Zwischendurch konnte man sich unterhalten, und über alles Mögliche fachsimpeln. Gerhard und Wolfgang, schon zum 17. Mal dabei, spielten ein „Schottisches Klagelied“, entstanden um 1500 Hundert nach einer Schlacht zwischen Schotte und Britten. Düstere Trauer, Wut und Resignation ließ sich aus dem Stück heraushören. Wie ausgemacht, waren danach die Kirchenglocken von St. Walburga zu hören. Wolfgang spielte auf einer Harmonetta. Dieses Instrument hat auch Tasten für Akkorde, mit denen man sich beim Spielen selber begleiten kann.

Mitsingen war erwünscht

Die Gruppe AbundZuMusi
Die Gruppe AbundZuMusi

Die lustigen Rostigen“ waren jedoch gut drauf, spielten etwas Flottes aus Schottland und das bekannte „Mull of Kintyre“, das zum Mitsingen anregte. Es herrschte eine lockere Stimmung, man anerkannte die unterschiedlichen Beiträge und sparte nicht mit Beifall. Ganz spontan hatten sich Mirena und Waldemar, vorher nie gesehen, zusammengetan, etwas probiert und trugen miteinander ein schönes Stück vor. „Gsuacht und Gfunden“ kamen mit Cajon, drei Mundharmonikas und Gitarre und spielten gekonnt ganz passend „Ohne Musik geht nichts!“

Die Zuhörer waren begeistert.
Die Zuhörer waren begeistert.

Am Abend dann ein krasser Gegensatz: San2 & His Soul Patrol“ ließen mit „Rhythm und Soul“ den Saal im Haus des Gastes erdröhnen. San2 holte alles aus der Bluesharp heraus, sang dazwischen mit souliger Stimme seine Songs und seine Patrol lief mit Piano, Schlagzeug und Gitarren zu Höchstform auf. Der Rhythmus fuhr in seine Beine und er tänzelte, wirbelte, glitt geschmeidig über das Parket und Beifall brauste auf.

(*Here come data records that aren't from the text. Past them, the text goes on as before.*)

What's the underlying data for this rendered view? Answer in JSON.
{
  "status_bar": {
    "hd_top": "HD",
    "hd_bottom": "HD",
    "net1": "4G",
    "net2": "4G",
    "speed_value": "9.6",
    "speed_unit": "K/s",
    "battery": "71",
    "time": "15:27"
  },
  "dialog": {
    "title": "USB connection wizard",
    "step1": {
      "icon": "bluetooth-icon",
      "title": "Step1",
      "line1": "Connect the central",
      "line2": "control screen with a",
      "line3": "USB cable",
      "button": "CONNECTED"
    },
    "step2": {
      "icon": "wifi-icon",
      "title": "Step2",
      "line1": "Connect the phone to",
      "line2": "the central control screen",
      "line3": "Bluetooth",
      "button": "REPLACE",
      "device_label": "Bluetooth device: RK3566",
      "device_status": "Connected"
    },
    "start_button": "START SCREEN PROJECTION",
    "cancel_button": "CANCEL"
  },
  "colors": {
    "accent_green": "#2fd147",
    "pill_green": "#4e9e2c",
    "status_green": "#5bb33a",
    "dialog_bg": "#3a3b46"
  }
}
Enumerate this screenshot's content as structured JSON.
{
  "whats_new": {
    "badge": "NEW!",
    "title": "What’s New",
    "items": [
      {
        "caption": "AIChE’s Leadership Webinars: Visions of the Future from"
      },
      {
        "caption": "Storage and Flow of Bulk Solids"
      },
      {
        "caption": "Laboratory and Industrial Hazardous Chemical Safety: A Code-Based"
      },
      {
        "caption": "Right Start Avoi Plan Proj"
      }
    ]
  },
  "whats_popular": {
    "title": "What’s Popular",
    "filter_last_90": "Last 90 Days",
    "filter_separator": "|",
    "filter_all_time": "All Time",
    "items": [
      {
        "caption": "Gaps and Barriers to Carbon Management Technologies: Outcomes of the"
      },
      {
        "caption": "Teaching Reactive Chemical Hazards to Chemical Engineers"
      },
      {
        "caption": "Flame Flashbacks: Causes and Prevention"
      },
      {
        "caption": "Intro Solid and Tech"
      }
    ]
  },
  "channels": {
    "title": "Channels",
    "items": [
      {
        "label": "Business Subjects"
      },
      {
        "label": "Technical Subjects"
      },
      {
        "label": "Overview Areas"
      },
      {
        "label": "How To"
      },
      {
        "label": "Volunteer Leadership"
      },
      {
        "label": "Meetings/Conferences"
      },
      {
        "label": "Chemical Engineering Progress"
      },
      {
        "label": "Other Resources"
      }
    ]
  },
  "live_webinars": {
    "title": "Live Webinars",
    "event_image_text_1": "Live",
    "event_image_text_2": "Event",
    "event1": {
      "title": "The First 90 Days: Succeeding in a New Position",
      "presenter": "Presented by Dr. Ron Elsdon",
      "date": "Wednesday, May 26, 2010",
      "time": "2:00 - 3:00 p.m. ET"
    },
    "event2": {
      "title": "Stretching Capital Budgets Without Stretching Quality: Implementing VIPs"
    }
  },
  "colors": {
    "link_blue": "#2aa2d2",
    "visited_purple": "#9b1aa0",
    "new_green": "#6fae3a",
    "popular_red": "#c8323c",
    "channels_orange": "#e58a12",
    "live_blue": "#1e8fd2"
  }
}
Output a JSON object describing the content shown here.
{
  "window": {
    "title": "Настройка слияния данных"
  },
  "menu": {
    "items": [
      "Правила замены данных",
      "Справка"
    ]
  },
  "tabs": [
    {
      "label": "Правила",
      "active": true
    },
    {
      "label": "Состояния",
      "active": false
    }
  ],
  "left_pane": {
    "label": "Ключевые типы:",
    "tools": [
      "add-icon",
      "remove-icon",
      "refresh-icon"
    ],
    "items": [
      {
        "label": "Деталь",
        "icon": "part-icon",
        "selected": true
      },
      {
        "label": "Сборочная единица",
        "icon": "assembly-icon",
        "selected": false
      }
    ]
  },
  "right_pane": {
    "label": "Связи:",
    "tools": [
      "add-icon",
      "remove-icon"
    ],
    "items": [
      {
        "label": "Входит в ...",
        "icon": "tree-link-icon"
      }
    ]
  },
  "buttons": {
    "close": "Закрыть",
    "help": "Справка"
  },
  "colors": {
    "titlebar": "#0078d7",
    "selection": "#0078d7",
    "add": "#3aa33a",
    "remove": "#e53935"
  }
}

Bei ruhigeren Liedern schlenderte er singend durch den Gang, stieg auf einen Stuhl oder sang den Fans fast ins Ohr. Dann aber produzierten die Musiker wieder harten und donnernden Sound, der für manche viel zu laut war und die sich draußen eine Auszeit nahmen. Ruhig und gemütlich ging es am Sonntag beim Frühschoppen zu, außerdem konnte man bei einer Börse alte und neue Schätze rund um die Mundharmonika verkaufen und finden. Am Nachmittag konnte man Schloss Hirschberg. Danach gab es im Rittersaal klassische Mundharmonika-Musik mit Susan Sauter.